Under the new rules, effective Friday, magistrates can issue warrants on application by correctional service officers to bar exchanges between specific legal representatives and persons in custody if the judges believe such connections could harm national security or cause bodily harm to any person, among other reasons.
The department can also restrict certain visits, including those made by specific chaplains, for purposes such as maintaining national security, preventing crime and facilitating inmate rehabilitation.
Critics worry the changes could undermine inmate rights in a city where many democracy advocates were arrested for their political activism following massive anti-government protests in 2019. The city now has two national security laws that Beijing deemed necessary for stability.
Official data show hundreds of people were sent to correctional services facilities each year between 2020 and 2024 over offenses linked to the protests or for allegedly endangering national security. As of Dec. 31, 2024, nearly 600 people were in custody for such offenses, according to the correctional services department.
In a discussion of the changes with lawmakers this month, Hong Kong Secretary for Security Chris Tang said some prison visitors specifically went to see inmates who were jailed for their roles in “the black violence” — a phrase officials use to describe the 2019 protests — and they continued to stoke anger against the government. Tang said that was “no good” for safeguarding national security and detrimental to maintaining prison security.
The city’s government, without specifying, said a past incident in which an inmate handed over unauthorized articles to his legal adviser to take out of the prison during a visit has raised public concern. Last year, the city’s court system convicted jailed activist Owen Chow and his lawyer after the lawyer took Chow’s complaint form, concerning correctional service officers, out of prison without prior approval.

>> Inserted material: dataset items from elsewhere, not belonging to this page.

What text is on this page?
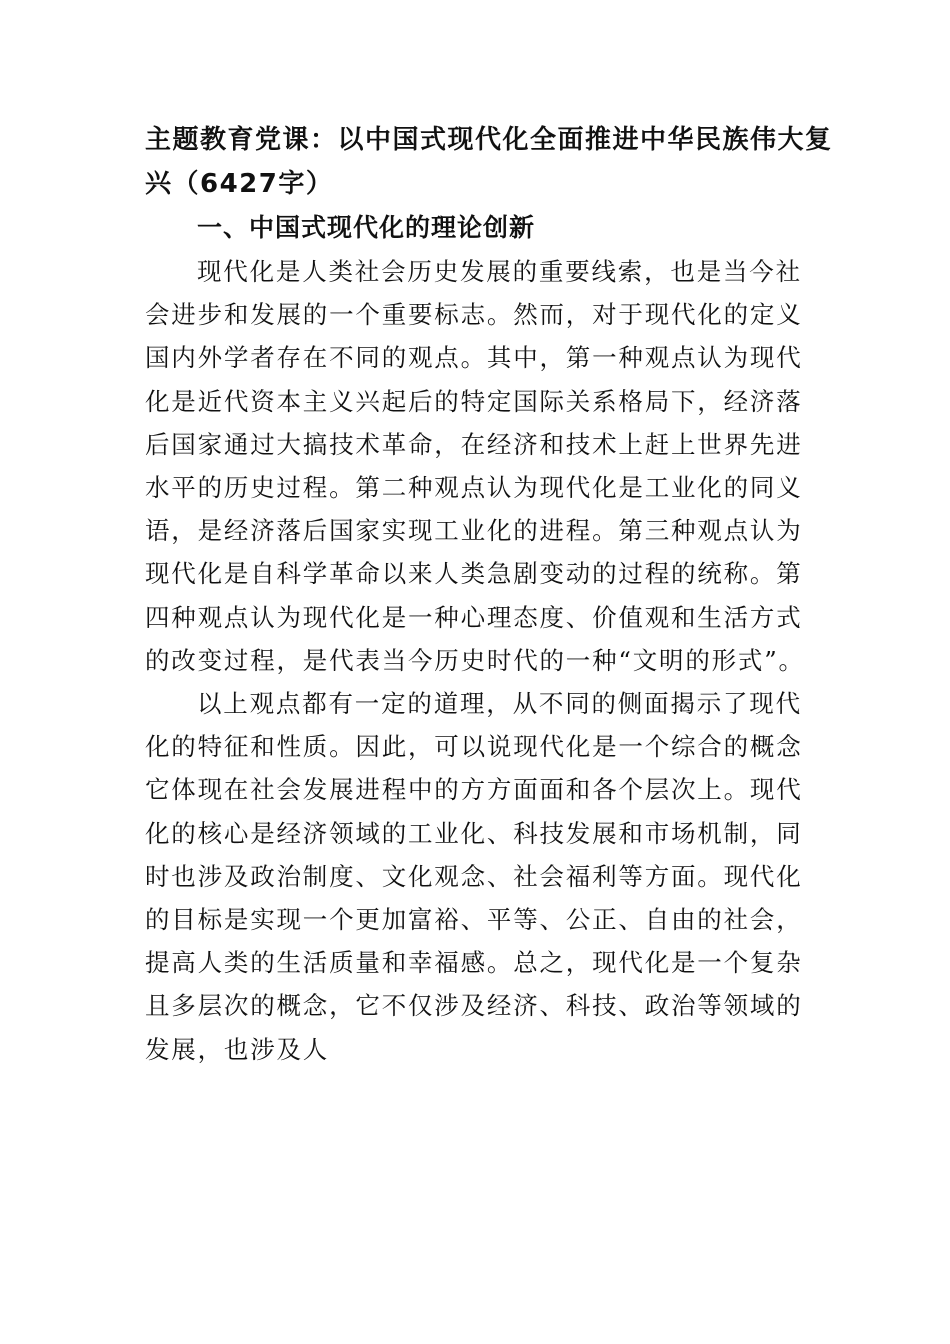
主题教育党课：以中国式现代化全面推进中华民族伟大复
兴（6427字）
一、中国式现代化的理论创新

现代化是人类社会历史发展的重要线索，也是当今社
会进步和发展的一个重要标志。然而，对于现代化的定义
国内外学者存在不同的观点。其中，第一种观点认为现代
化是近代资本主义兴起后的特定国际关系格局下，经济落
后国家通过大搞技术革命，在经济和技术上赶上世界先进
水平的历史过程。第二种观点认为现代化是工业化的同义
语，是经济落后国家实现工业化的进程。第三种观点认为
现代化是自科学革命以来人类急剧变动的过程的统称。第
四种观点认为现代化是一种心理态度、价值观和生活方式
的改变过程，是代表当今历史时代的一种“文明的形式”。

以上观点都有一定的道理，从不同的侧面揭示了现代
化的特征和性质。因此，可以说现代化是一个综合的概念
它体现在社会发展进程中的方方面面和各个层次上。现代
化的核心是经济领域的工业化、科技发展和市场机制，同
时也涉及政治制度、文化观念、社会福利等方面。现代化
的目标是实现一个更加富裕、平等、公正、自由的社会，
提高人类的生活质量和幸福感。总之，现代化是一个复杂
且多层次的概念，它不仅涉及经济、科技、政治等领域的
发展，也涉及人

Officials maintained that when a magistrate issues a warrant to bar an inmate from consulting with a particular lawyer, the prisoner can still seek advice from another legal representative of their choice and be entitled to the right to confidential legal advice.
Lawmakers will scrutinize the legal changes next week.
Brandon Yau, secretary of the prisoner support group Waiting Bird, said it seemed some authorities believed former demonstrators of the 2019 protests were still planning organized resistance in jail, but that it doesn’t match reality.
Yau, whose group supports many people jailed for social movement-related cases, said those who provided humanitarian support to the inmates just wanted to show care for their well-being in prison and concern about whether they could start anew following their release.
“It seems they (authorities) are doing something further to create an atmosphere that they would continue to target and suppress the political prisoners who were convicted for their roles in the social movement,” he said.
While there’s no immediate impact on his group’s work, Yau said the law has granted powers to restrict inmates’ visitor lists, and they would have to see how extensively this power is being exercised.